Section 8: Closing (4:30 -- 5:00)¶
| Timecode | Shot | Screen Content | Narration | Notes |
|---|---|---|---|---|
| 4:30 | 26 | Browser: Return to Landing page at localhost:8080. All services green. |
"Here is the full picture. Every service healthy. Three pipeline stages, three intelligence agents, vector database, monitoring -- all running on a single workstation." | Let the green health grid fill the screen. |
| 4:38 | 27 | Hold on landing page. Overlay or narrate the key numbers. | "Let me put the numbers in context. End-to-end, this platform goes from raw FASTQ to ranked drug candidates in under five hours. The traditional approach takes 6 to 18 months -- that is a 99 percent reduction in time. The hardware is a $3,999 DGX Spark versus the $50,000 to $500,000 you would typically spend on cluster infrastructure and software licenses." | Speak deliberately. These are the numbers the viewer will remember. |
| 4:50 | 28 | Show the GitHub URL in the browser address bar or navigate to the GitHub repo page. | "171 druggable targets across 13 therapeutic areas. 3.56 million searchable vectors. 1,296 agent tests running in under 4 seconds. And every line of it is Apache 2.0 on GitHub." | Rattle off the stats with confidence. |
| 4:55 | 29 | Browser on GitHub repo page, or terminal with the repo URL displayed. Clean ending frame. | "Clone it, extend it, build on it. The link is in the description. I am Adam Jones -- thanks for watching." | End with a clean pause. Hold the frame for 3 seconds of silence before the video ends. |
B-roll suggestion: End card with GitHub URL (github.com/ajones1923/hcls-ai-factory), Apache 2.0 badge, and DGX Spark photo.
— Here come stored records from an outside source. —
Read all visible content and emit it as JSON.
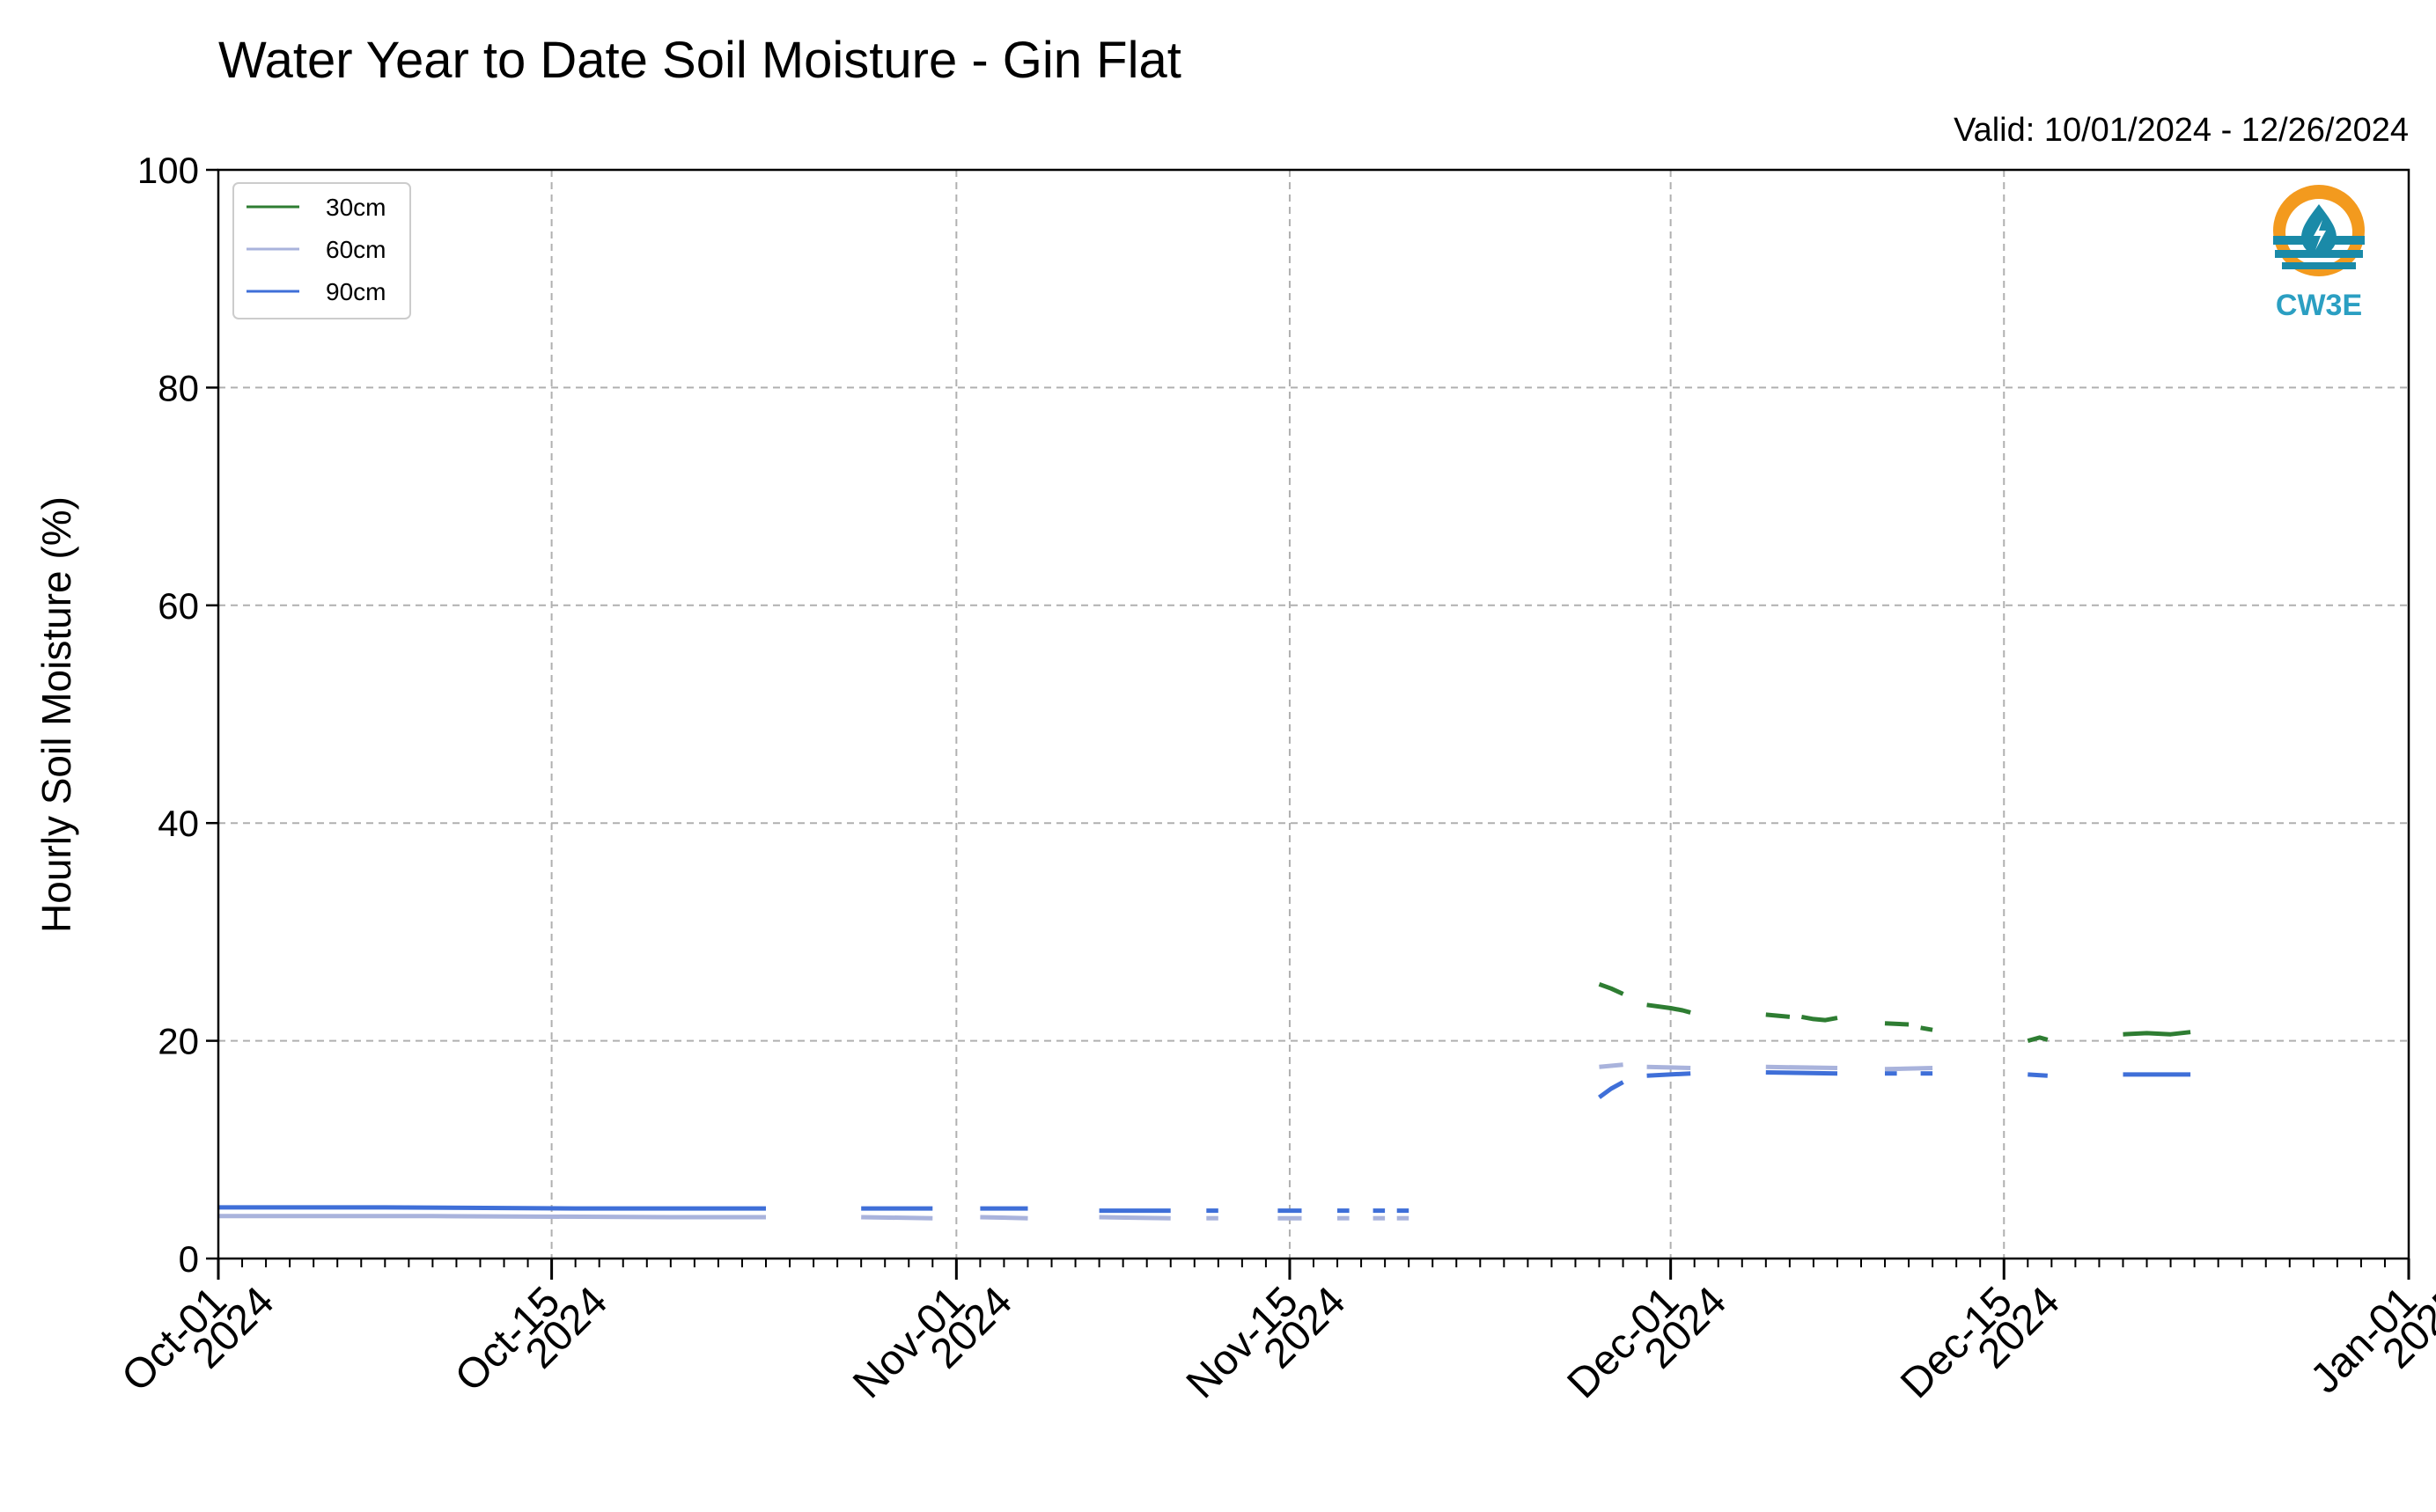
{
  "chart_data": {
    "type": "line",
    "title": "Water Year to Date Soil Moisture - Gin Flat",
    "subtitle": "Valid: 10/01/2024 - 12/26/2024",
    "ylabel": "Hourly Soil Moisture (%)",
    "xlabel": "",
    "ylim": [
      0,
      100
    ],
    "yticks": [
      0,
      20,
      40,
      60,
      80,
      100
    ],
    "xlim": [
      "2024-10-01",
      "2025-01-01"
    ],
    "xticks": [
      {
        "date": "2024-10-01",
        "label1": "Oct-01",
        "label2": "2024"
      },
      {
        "date": "2024-10-15",
        "label1": "Oct-15",
        "label2": "2024"
      },
      {
        "date": "2024-11-01",
        "label1": "Nov-01",
        "label2": "2024"
      },
      {
        "date": "2024-11-15",
        "label1": "Nov-15",
        "label2": "2024"
      },
      {
        "date": "2024-12-01",
        "label1": "Dec-01",
        "label2": "2024"
      },
      {
        "date": "2024-12-15",
        "label1": "Dec-15",
        "label2": "2024"
      },
      {
        "date": "2025-01-01",
        "label1": "Jan-01",
        "label2": "2025"
      }
    ],
    "grid": true,
    "legend_position": "top-left",
    "series": [
      {
        "name": "30cm",
        "color": "#2e7d32",
        "segments": [
          [
            [
              "2024-11-28",
              25.2
            ],
            [
              "2024-11-28T12",
              24.8
            ],
            [
              "2024-11-29",
              24.3
            ]
          ],
          [
            [
              "2024-11-30",
              23.3
            ],
            [
              "2024-12-01",
              23.0
            ],
            [
              "2024-12-01T12",
              22.8
            ],
            [
              "2024-12-01T20",
              22.6
            ]
          ],
          [
            [
              "2024-12-05",
              22.4
            ],
            [
              "2024-12-05T12",
              22.3
            ],
            [
              "2024-12-06",
              22.2
            ]
          ],
          [
            [
              "2024-12-06T12",
              22.2
            ],
            [
              "2024-12-07",
              22.0
            ],
            [
              "2024-12-07T12",
              21.9
            ],
            [
              "2024-12-08",
              22.1
            ]
          ],
          [
            [
              "2024-12-10",
              21.6
            ],
            [
              "2024-12-11",
              21.5
            ]
          ],
          [
            [
              "2024-12-11T12",
              21.2
            ],
            [
              "2024-12-12",
              21.0
            ]
          ],
          [
            [
              "2024-12-16",
              20.0
            ],
            [
              "2024-12-16T12",
              20.3
            ],
            [
              "2024-12-16T20",
              20.1
            ]
          ],
          [
            [
              "2024-12-20",
              20.6
            ],
            [
              "2024-12-21",
              20.7
            ],
            [
              "2024-12-22",
              20.6
            ],
            [
              "2024-12-22T20",
              20.8
            ]
          ]
        ]
      },
      {
        "name": "60cm",
        "color": "#a9b3dc",
        "segments": [
          [
            [
              "2024-10-01",
              3.9
            ],
            [
              "2024-10-10",
              3.9
            ],
            [
              "2024-10-20",
              3.8
            ],
            [
              "2024-10-24",
              3.8
            ]
          ],
          [
            [
              "2024-10-28",
              3.8
            ],
            [
              "2024-10-31",
              3.7
            ]
          ],
          [
            [
              "2024-11-02",
              3.8
            ],
            [
              "2024-11-04",
              3.7
            ]
          ],
          [
            [
              "2024-11-07",
              3.8
            ],
            [
              "2024-11-10",
              3.7
            ]
          ],
          [
            [
              "2024-11-11T12",
              3.7
            ],
            [
              "2024-11-12",
              3.7
            ]
          ],
          [
            [
              "2024-11-14T12",
              3.7
            ],
            [
              "2024-11-15T12",
              3.7
            ]
          ],
          [
            [
              "2024-11-17",
              3.7
            ],
            [
              "2024-11-17T12",
              3.7
            ]
          ],
          [
            [
              "2024-11-18T12",
              3.7
            ],
            [
              "2024-11-19",
              3.7
            ]
          ],
          [
            [
              "2024-11-19T12",
              3.7
            ],
            [
              "2024-11-20",
              3.7
            ]
          ],
          [
            [
              "2024-11-28",
              17.6
            ],
            [
              "2024-11-29",
              17.8
            ]
          ],
          [
            [
              "2024-11-30",
              17.6
            ],
            [
              "2024-12-01T20",
              17.5
            ]
          ],
          [
            [
              "2024-12-05",
              17.6
            ],
            [
              "2024-12-08",
              17.5
            ]
          ],
          [
            [
              "2024-12-10",
              17.4
            ],
            [
              "2024-12-12",
              17.5
            ]
          ]
        ]
      },
      {
        "name": "90cm",
        "color": "#3f6fd8",
        "segments": [
          [
            [
              "2024-10-01",
              4.7
            ],
            [
              "2024-10-08",
              4.7
            ],
            [
              "2024-10-16",
              4.6
            ],
            [
              "2024-10-24",
              4.6
            ]
          ],
          [
            [
              "2024-10-28",
              4.6
            ],
            [
              "2024-10-31",
              4.6
            ]
          ],
          [
            [
              "2024-11-02",
              4.6
            ],
            [
              "2024-11-04",
              4.6
            ]
          ],
          [
            [
              "2024-11-07",
              4.4
            ],
            [
              "2024-11-10",
              4.4
            ]
          ],
          [
            [
              "2024-11-11T12",
              4.4
            ],
            [
              "2024-11-12",
              4.4
            ]
          ],
          [
            [
              "2024-11-14T12",
              4.4
            ],
            [
              "2024-11-15T12",
              4.4
            ]
          ],
          [
            [
              "2024-11-17",
              4.4
            ],
            [
              "2024-11-17T12",
              4.4
            ]
          ],
          [
            [
              "2024-11-18T12",
              4.4
            ],
            [
              "2024-11-19",
              4.4
            ]
          ],
          [
            [
              "2024-11-19T12",
              4.4
            ],
            [
              "2024-11-20",
              4.4
            ]
          ],
          [
            [
              "2024-11-28",
              14.8
            ],
            [
              "2024-11-28T12",
              15.6
            ],
            [
              "2024-11-29",
              16.2
            ]
          ],
          [
            [
              "2024-11-30",
              16.8
            ],
            [
              "2024-12-01T20",
              17.0
            ]
          ],
          [
            [
              "2024-12-05",
              17.1
            ],
            [
              "2024-12-08",
              17.0
            ]
          ],
          [
            [
              "2024-12-10",
              17.0
            ],
            [
              "2024-12-10T12",
              17.0
            ]
          ],
          [
            [
              "2024-12-11T12",
              17.0
            ],
            [
              "2024-12-12",
              17.0
            ]
          ],
          [
            [
              "2024-12-16",
              16.9
            ],
            [
              "2024-12-16T20",
              16.8
            ]
          ],
          [
            [
              "2024-12-20",
              16.9
            ],
            [
              "2024-12-22T20",
              16.9
            ]
          ]
        ]
      }
    ]
  },
  "logo": {
    "text": "CW3E",
    "icon": "water-drop-sun-logo",
    "colors": {
      "sun": "#f39a1e",
      "water": "#1a8aa8",
      "text": "#2b9fc2"
    }
  }
}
Hold for 5 seconds.
Transition: Fade to black.
Summary of Key Numbers (Reference for Narration)¶
Keep these numbers handy during recording. They appear throughout the script but are consolidated here for quick reference during retakes.
| Metric | Value |
|---|---|
| End-to-end time | < 5 hours |
| Traditional approach | 6-18 months |
| Time reduction | ~99% |
| Hardware cost | $3,999 (DGX Spark) |
| Traditional infrastructure | $50K-500K+ |
| GPU | NVIDIA GB10 Grace Blackwell |
| Memory | 128 GB unified LPDDR5x |
| CPU | 20 ARM cores (Grace) |
| Variant calls (Stage 1) | ~11.7 million |
| Stage 1 runtime | 120-240 min |
| Stage 1 accuracy | >99% concordance |
| CPU baseline for Stage 1 | 24-48 hours |
| Searchable vectors (Milvus) | 3.56 million |
| ClinVar records | ~2.7 million |
| AlphaMissense records | 71 million |
| Knowledge base genes | 201 across 13 therapeutic areas |
| Druggable targets | 171 (85% of 201) |
| Query latency (Stage 2) | < 5 seconds |
| Stage 3 runtime | 8-16 min |
| Top VCP candidate improvement | +39% composite over CB-5083 |
| CAR-T Agent tests | 241 |
| Imaging Agent tests | 539 |
| Precision Oncology Agent tests | 516 |
| Total agent tests | 1,296 in 3.78 sec |
| License | Apache 2.0 |
Post-Production Notes¶
- Intro/Outro cards: Use the project banner from
docs/diagrams/hcls-ai-factory-diagram.pngas the opening card. GitHub repo URL and Apache 2.0 badge on the end card. - Lower thirds: Use a consistent lower-third style for all metric overlays. White text on a semi-transparent dark bar. Keep font size large enough to read at 720p.
- Music: Optional low-energy ambient track under the narration. Keep it subtle -- the audience is technical and will tune out anything distracting. No music during the terminal and chat UI sections where the viewer is reading code.
- Captions: Generate closed captions. Many viewers in academic and clinical settings watch without sound.
- Thumbnail: DGX Spark hardware photo with overlay text: "Patient DNA to Drug Candidates / 5 Hours / $3,999".
- Video description: Include the GitHub URL, the three-stage pipeline summary, hardware specs, and a link to the full documentation.
- Upload targets: YouTube (primary), LinkedIn (native upload for better reach), project docs site (embedded).